O ser humano passa pelo processo de reconhecer-se enquanto um corpo, uma identidade corporal, marcada e definida por raça, cor, traços e vestes, cultura e crenças. Depois de formada esta identidade, ele passa pela busca natural de si-mesmo, uma busca pela singularidade. Esta noção de identidade será forjada pela complexidade e desdobramento de imagens e fantasias advindas de seu inconsciente.

O conhecimento de si acontecerá através da relação com o outro semelhante e diferente de si. Para se conhecer é necessário ser e estar com o Outro e não há como conhecer-se sem experimentar a emoção da divindade manifestando-se, sem a emoção do símbolo emergindo na consciência.

A união dos opostos no vaso do ego é o aspecto essencial da criação da consciência. A consciência é o terceiro elemento que surge do conflito com a dualidade, e este terceiro, a condição transcendente, traz nova energia disponível à consciência.

Segundo Byington, o arquétipo da alteridade é o arquétipo que propicia à consciência o encontro dialético com os opostos, através do qual a elaboração simbólica pode alcançar sua capacidade plena. Dialética aqui significa que os polos de todas as polaridades podem se relacionar em oposição, mas também em harmonia, dependendo do contexto. Trata-se da relação de um encontro pleno entre o Ego e o Outro, no qual os símbolos podem ser elaborados até o máximo de seu potencial metafórico, e, portanto, necessitam a extensão plena da elaboração simbólica permitida pelo princípio de sincronicidade. (BYINGTON, 2002, p. 26).

Assim, a dinâmica da alteridade possibilita ao ego não só considerar a posição do Outro, o “não-Eu”, mas, assimilar as polaridades, integrando os opostos.

Alteridade desloca o indivíduo em direção ao outro, isto é, possibilita uma experiência profunda da relação com o Outro, a integração da realidade interior com a exterior, de tal forma que a experiência com o outro pode se tornar uma experiência de desenvolvimento para o indivíduo. A integração dos opostos é um dos maiores desafios da individuação – por isso mesmo, a projeção desse arquétipo faz com que o indivíduo seja absorvido pela relação com o Outro. (MORAES, 2010).

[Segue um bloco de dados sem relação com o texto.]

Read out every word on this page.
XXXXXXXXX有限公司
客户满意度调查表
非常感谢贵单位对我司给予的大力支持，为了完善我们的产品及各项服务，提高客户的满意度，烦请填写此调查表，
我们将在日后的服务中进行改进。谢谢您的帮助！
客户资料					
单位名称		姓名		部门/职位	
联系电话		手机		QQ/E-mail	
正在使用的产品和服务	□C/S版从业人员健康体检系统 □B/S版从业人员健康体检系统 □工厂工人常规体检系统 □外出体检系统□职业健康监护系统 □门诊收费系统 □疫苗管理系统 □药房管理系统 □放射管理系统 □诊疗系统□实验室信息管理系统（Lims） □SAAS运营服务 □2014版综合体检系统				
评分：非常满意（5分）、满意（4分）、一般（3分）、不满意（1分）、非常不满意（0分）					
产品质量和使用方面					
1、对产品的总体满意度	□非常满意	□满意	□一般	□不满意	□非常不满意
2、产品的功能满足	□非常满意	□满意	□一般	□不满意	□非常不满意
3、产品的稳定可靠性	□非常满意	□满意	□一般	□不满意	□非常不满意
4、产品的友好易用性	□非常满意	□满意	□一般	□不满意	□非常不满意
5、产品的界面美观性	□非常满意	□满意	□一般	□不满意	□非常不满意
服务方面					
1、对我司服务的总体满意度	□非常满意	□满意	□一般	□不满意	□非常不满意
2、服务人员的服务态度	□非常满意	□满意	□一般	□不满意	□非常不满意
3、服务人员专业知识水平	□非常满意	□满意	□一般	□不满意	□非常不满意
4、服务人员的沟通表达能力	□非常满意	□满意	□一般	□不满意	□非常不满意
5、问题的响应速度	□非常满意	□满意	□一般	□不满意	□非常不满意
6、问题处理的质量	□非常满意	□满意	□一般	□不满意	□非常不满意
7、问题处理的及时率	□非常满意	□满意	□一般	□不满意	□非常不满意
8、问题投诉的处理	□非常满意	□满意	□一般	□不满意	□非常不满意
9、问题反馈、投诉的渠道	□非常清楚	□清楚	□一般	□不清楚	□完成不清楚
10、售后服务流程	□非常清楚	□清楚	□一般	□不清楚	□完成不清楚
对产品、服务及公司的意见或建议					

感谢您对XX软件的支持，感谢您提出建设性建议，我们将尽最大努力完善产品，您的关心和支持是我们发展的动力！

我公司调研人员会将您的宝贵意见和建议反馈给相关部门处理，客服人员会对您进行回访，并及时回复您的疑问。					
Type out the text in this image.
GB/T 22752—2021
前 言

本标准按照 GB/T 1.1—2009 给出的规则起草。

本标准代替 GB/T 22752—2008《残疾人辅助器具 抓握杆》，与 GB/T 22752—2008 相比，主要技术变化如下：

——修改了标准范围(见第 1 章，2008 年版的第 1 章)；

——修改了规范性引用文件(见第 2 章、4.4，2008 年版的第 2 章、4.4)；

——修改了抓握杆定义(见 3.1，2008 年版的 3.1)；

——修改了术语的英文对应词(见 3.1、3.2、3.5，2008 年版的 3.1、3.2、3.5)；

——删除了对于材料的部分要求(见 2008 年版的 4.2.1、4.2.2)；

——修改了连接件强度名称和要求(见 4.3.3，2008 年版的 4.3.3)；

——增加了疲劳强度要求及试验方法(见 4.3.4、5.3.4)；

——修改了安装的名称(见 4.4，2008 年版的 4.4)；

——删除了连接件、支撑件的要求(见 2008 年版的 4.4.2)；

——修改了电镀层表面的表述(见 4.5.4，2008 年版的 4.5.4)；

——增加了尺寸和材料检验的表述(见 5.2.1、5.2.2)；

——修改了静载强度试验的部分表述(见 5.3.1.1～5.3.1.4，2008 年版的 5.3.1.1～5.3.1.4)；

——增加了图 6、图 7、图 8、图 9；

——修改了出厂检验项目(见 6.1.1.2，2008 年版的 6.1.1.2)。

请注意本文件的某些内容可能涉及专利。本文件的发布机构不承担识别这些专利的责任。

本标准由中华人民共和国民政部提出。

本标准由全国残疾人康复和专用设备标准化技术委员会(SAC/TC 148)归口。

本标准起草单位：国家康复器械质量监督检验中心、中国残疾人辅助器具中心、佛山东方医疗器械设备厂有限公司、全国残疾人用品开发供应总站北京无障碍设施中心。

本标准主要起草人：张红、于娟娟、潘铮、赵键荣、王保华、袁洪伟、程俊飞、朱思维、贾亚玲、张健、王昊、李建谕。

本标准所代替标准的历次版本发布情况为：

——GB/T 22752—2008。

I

Durante anos a Psicologia tomou como objeto de estudo o “biográfico eu”, e manteve o Eu dentro do interior da pessoa. Até então o foco da Psicologia era do avanço apenas no âmbito da consciência pessoal, o que reflete um afastamento do olhar para o mundo baseado na empatia cósmica, que mantém o humano voltado apenas para a subjetividade.

Nos últimos anos noções importantes nas quais a psicologia tradicional se baseou estão sendo desconstruídas e novas possibilidades têm surgido a partir das pesquisas da ecopsicologia e da sincronicidade, as quais encontraram suas bases na obra de Jung.

Segundo Hillman, por Psicologia entendemos o estudo (logos) da alma (psyche). Isso implica que toda Psicologia é, por definição, uma psicologia profunda, pois, desde Heráclito ― há dois mil e quinhentos anos atrás ― a alma tem sido definida como profunda e sem localização.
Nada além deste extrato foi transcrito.